But this doesn't match reprepro's directory structure as-is.

Thankfully this problem can be workaround'ed with some symlinks or
HTTP rewrite rules. Here's how.

Let's assume:

    lb config --distribution jessie
    lb config --mirror-chroot \
       http://time-based.snapshots.deb.tails.boum.org/debian/2016031101/
    lb config --mirror-chroot-security \
       http://time-based.snapshots.deb.tails.boum.org/debian-security/2016031102/
    [...]

Which generates this APT `sources.list`:

    deb http://time-based.snapshots.deb.tails.boum.org/debian/2016031101/ jessie main
    deb http://time-based.snapshots.deb.tails.boum.org/debian-security/2016031102/ jessie/updates main
    [...]

As a result APT sends HTTP requests with URLs such as:

 * <http://time-based.snapshots.deb.tails.boum.org/debian/2016032401/dists/jessie/Release>
 * <http://time-based.snapshots.deb.tails.boum.org/debian/2016032401/pool/XYZ>
 * <http://time-based.snapshots.deb.tails.boum.org/debian-security/2016032402/dists/jessie/updates/Release>
 * <http://time-based.snapshots.deb.tails.boum.org/debian-security/2016032402/pool/XYZ>

The corresponding files in reprepro's filesystem (given that we have
one reprepro instance per mirrored archive) are:

 * in Debian archive's reprepro:
   - `/srv/apt-snapshots/time-based/repositories/debian/dists/jessie/snapshots/2016032401/Release`,
     that contains `Suite: jessie/snapshots/2016032401` and `Codename: jessie`
   - `/srv/apt-snapshots/time-based/repositories/debian/pool/XYZ`

 * in Debian security archive's reprepro:
   - `/srv/apt-snapshots/time-based/repositories/debian-security/dists/jessie/updates/snapshots/2016031102/Release`,
     that contains `Suite: jessie/updates/snapshots/2016031102` and
     `Codename: jessie/updates`
   - `/srv/apt-snapshots/time-based/repositories/debian-security/pool/XYZ`

To have the above HTTP requests translate to access to these files,
we use
[a set of HTTP rewrite rules](https://git-tails.immerda.ch/puppet-tails/tree/templates/reprepro/snapshots/time_based/nginx_site.erb).

Note: this works because APT only warns when the codename in the
`Release` file doesn't match the one requested in `sources.list`.
There's a code comment around this check, dating back from 2004, that
says something like "This might become fatal in the future". We bet that if it
becomes fatal some day, it will be possible to turn it back into
a warning via configuration. This affects only development builds
since we're not going to configure APT _in the Tails ISO_ to point to
our own snapshots of the Debian archive anyway.

<a id="design-freeze-exceptions"></a>

## Freeze exceptions

This is a new problem brought by using "frozen" snapshot of APT
repositories during a Tails code freeze: some bug, that we want to see
fixed in the release we are preparing, would be resolved if we pulled
an upgraded package as-is from a freshest Debian APT repository.
Before we could freeze APT repositories, we would have got this bugfix
for free. Now we need to grant freeze exceptions.

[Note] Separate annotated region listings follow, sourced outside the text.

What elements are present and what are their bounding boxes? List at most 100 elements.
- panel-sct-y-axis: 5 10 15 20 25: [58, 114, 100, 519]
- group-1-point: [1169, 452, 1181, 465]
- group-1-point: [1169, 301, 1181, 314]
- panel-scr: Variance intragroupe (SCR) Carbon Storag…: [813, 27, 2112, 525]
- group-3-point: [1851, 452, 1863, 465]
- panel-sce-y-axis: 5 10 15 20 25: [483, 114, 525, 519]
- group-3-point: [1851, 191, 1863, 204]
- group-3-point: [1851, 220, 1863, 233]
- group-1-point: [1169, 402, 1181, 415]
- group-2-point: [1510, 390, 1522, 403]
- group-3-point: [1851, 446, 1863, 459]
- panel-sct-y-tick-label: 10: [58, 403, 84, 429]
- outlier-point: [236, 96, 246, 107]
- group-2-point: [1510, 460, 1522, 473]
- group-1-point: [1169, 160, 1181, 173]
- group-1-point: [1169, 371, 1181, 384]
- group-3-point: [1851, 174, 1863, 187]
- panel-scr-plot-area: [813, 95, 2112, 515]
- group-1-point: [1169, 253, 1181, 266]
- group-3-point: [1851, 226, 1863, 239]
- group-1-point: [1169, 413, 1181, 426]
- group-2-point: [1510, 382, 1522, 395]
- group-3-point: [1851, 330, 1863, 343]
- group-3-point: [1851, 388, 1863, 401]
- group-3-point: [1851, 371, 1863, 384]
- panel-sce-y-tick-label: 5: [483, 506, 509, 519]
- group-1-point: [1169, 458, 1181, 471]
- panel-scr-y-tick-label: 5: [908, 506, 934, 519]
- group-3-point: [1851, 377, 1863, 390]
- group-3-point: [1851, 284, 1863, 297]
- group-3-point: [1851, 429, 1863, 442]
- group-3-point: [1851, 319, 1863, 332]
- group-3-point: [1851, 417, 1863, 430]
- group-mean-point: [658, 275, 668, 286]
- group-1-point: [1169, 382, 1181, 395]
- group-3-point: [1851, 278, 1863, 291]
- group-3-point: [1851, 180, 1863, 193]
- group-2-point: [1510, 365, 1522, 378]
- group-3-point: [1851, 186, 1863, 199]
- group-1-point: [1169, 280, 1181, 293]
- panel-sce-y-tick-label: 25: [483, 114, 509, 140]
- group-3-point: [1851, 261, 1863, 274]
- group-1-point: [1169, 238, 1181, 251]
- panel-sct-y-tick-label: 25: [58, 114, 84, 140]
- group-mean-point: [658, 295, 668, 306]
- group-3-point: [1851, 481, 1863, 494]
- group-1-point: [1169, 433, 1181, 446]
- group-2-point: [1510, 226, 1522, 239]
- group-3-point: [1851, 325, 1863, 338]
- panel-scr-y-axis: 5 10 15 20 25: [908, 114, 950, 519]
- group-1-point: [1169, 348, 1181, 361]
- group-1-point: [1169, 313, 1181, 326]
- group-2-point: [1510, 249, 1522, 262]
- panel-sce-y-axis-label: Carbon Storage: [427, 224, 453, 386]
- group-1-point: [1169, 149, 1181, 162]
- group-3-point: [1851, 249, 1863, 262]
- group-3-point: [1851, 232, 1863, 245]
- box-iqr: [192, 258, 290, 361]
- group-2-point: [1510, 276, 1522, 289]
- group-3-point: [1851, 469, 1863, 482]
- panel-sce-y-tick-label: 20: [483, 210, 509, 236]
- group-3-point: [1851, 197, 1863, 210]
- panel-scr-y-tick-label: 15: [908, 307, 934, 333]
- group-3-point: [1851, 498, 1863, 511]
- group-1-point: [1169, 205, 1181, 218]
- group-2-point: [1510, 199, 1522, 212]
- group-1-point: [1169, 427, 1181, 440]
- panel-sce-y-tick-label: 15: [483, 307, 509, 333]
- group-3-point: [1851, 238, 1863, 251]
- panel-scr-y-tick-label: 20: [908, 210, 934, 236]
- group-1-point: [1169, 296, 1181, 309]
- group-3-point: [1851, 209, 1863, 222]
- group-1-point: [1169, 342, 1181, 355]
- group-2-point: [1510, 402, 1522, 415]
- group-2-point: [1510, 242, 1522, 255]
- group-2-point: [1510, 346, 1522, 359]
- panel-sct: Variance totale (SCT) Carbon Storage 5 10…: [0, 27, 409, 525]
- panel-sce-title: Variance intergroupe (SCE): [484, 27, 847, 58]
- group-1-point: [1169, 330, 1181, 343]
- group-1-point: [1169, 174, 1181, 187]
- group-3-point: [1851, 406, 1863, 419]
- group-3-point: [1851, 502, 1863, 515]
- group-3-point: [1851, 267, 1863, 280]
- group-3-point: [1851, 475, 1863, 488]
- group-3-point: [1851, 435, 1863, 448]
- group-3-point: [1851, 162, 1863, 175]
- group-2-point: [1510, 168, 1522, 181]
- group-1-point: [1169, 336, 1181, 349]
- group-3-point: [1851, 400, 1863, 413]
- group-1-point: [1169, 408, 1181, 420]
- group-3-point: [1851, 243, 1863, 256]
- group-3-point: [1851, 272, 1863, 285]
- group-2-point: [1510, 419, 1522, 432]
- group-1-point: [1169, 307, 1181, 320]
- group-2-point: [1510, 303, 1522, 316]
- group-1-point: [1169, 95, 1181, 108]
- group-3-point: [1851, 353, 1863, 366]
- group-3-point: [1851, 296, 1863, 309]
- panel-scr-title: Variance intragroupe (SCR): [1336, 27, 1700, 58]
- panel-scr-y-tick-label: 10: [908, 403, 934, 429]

This is similar to "Upgrading to a new snapshot", except that we want
to upgrade one package only. By definition, this only affects *frozen*
release branches (`stable`, `testing`), and topic branches based on
them: all other branches use the freshest set of APT repository
snapshots available.

Most of the time, a bugfix branch we want to merge into a frozen
release branch doesn't need to upgrade packages from Debian, so this
is a corner case for the time being. Moreover, so far we have always
dealt with this problem entirely by hand, so it's not critical to
provide much improved tools. What makes it tempting to improve the
situation here is mostly:

 * even though freeze exceptions will remain exceptions, frozen will
   add one use case:
 * this will become a relatively common operation if we are based on
   Debian testing some day, so let's check that it's not only
   possible, but also reasonably easy to handle with this design
   (otherwise we may have to switch to more powerful tools, such as
   dak + britney).

To grant a freeze exception to a given package, we simply import it
into our own
[[custom APT repository|contribute/APT repository/custom]], in the
suite corresponding to the branch that we want to see this package in
⇒ in the general case, the upgraded package will be installed in the
next Tails release.

This works because our APT pinning ranks Tails custom APT suites at
the same level as the other APT sources corresponding to the current
version of Debian Tails is based on, and higher than other Debian
distribution (which, in passing, implies that we have to manually pin,
in Git, the packages from our custom APT suites, that we want to
override the ones found in other repositories regardless of version
numbers):

 * if the imported package comes from Debian stable: it will be
   installed simply because its version is greater than the version of
   the same package from Debian stable; and once we have thawed the
   corresponding snapshot, the package can be pulled equally from any
   of these two sources (Debian, and our custom APT repository), until
   a newer version of this package is uploaded to Debian, and then the
   newer one will supersede the package we have in our custom APT
   repository;

 * if the imported package comes from another Debian distribution,
   that has a pinning value strictly lower than 990, such as Debian
   unstable: if we did nothing more, the package would be installed
   because its pinning (`origin deb.tails.boum.org`) is higher than
   the one from the Debian distribution we're importing it from;
   *however*, in this case we need to track this package, and to
   remove it from our custom repository after we have thawed the
   corresponding snapshot — otherwise, due to this pinning
   configuration, we would stick to the version of the package we have
   one day imported, while in most cases we want to resume tracking
   the version from Debian; so, we do this that way:

   1. Import the package we want to upgrade into our own
      [[custom APT repository|contribute/APT repository/custom]], in
      the suite corresponding to the branch that we want to see this
      package in.

   2. Explicitly pin, in `config/chroot_apt/preferences`, the upgraded
      package we have just imported to a value higher than 990, with
      a proper `Explanation:` field; this pinning is not required at
      this stage, but it is one way to encode in Git the packages we
      have imported, which simplifies the following (clean up) step.

   3. Once the corresponding APT snapshot has been thawed, that is
      once the upgraded package can be fetched from a newer time-based
      snapshot of the repository we've initially pulled it from: make
      it so branches stop using the upgraded package, and resume
      tracking the one available in Debian. To do that, we modify the
      pinning entry added at the previous step, and give it a value of
      `-1`. This should be done by the release manager, immediately
      after a release, when they thaw the APT snapshots used for the
      release, and merge it into other release branches.

      Ideas for future improvements:

      * At some point a helper tool can do this automatically,
        assuming we always use the same `Explanation:` field to mark
        these pinning entries. (Ideally we would simply use
        a dedicated file under `apt/preferences.d/` for freeze
        exceptions, but `live-build` 2.x doesn't support that.)

      * Ideally we would remove these imported packages from our
        custom APT repository at post-release time as well, so we can
        get rid of the `-1` pinning entries, but it really needs to be
        done in a 100% correct order, to ensure that after all the
        merges we do post-release (and sometimes at other times)
        between release branches, the imported packages are _not_
        present anymore in any of the corresponding APT suites.